These physicists created a quantum tornado in the laboratory, but why?


By generating a quantum tornado using superfluid helium, scientists were able to reproduce certain conditions similar to the environment of a black hole.

To better understand black holes, what’s better than generating a quantum tornado, after all? This is what physicists report in their study published on March 20, 2024.

By “quantum tornado,” we mean more precisely a giant whirlwind in superfluid helium cooled to the lowest possible temperatures — at -271 degrees Celsius (which is close to absolute zero). Why are these conditions favorable for the study of black holes?

A quantum tornado to study black holes

Under these extreme conditions, the wave dynamics on the surface of superfluid helium are close to gravitational conditions in the region of a rotating black hole. And as is often the case, to study black holes, you must first be interested in what is around them — and in particular the way in which they influence the space-time that surrounds them.

A quantum tornado has been created in superfluid helium.  // Source: Leonardo Solidoro
A quantum tornado has been created in superfluid helium. // Source: Leonardo Solidoro

Superfluid helium contains tiny objects called quantum vortices, which tend to move away from each other “, explains Dr Patrik Svancara, the lead author of the study. “ In our facility, we have succeeded in confining tens of thousands of these quanta in a compact object resembling a small tornado, thus obtaining a swirling flow of record strength in the field of quantum fluids. »

A first similar experiment, carried out in 2017, demonstrated to these physicists that they were on the right track.
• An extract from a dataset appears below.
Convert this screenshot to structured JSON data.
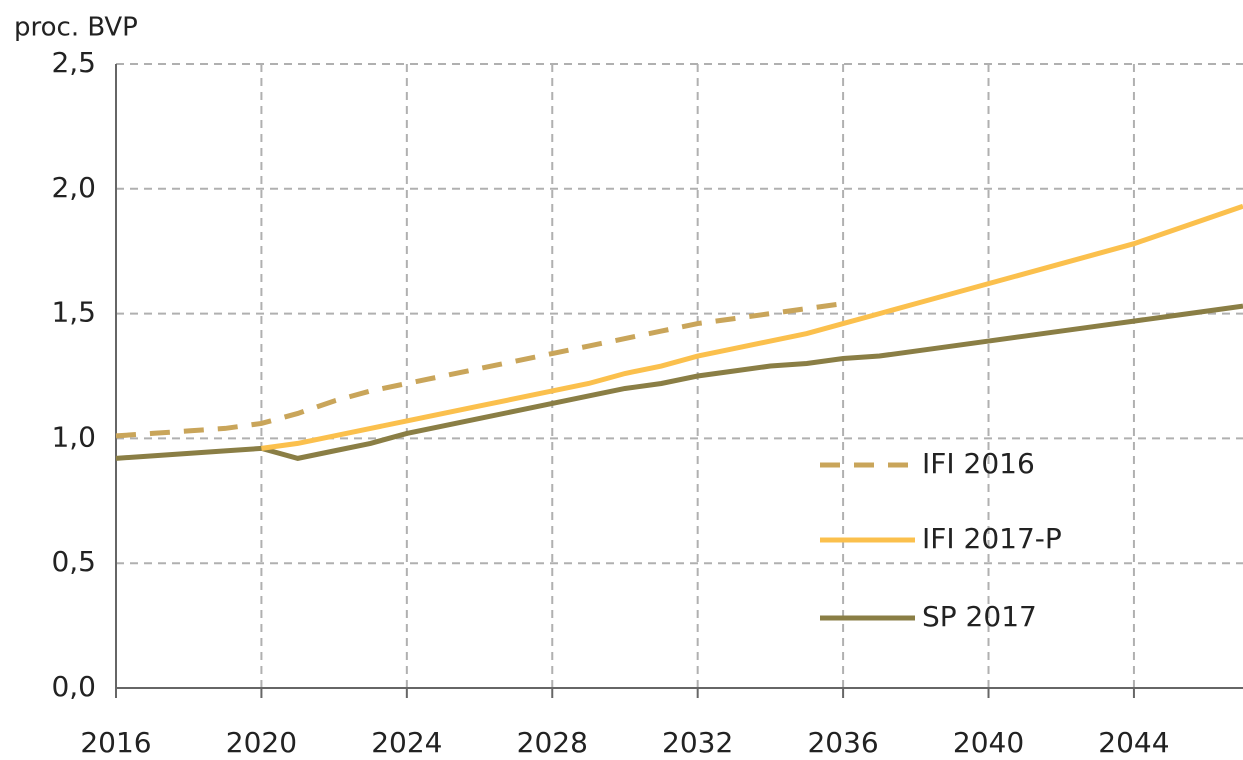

This new laboratory installation, based on helium, “ takes this research to the next level » explain the authors.

This study, based at the University of Nottingham, therefore creates a new experimental platform to continue to unravel the mysteries of black holes, and “ understand some of the bizarre phenomena that are often difficult, if not impossible, to study otherwise “. This comes, for example, in addition to the very first photos taken of these strange cosmic objects.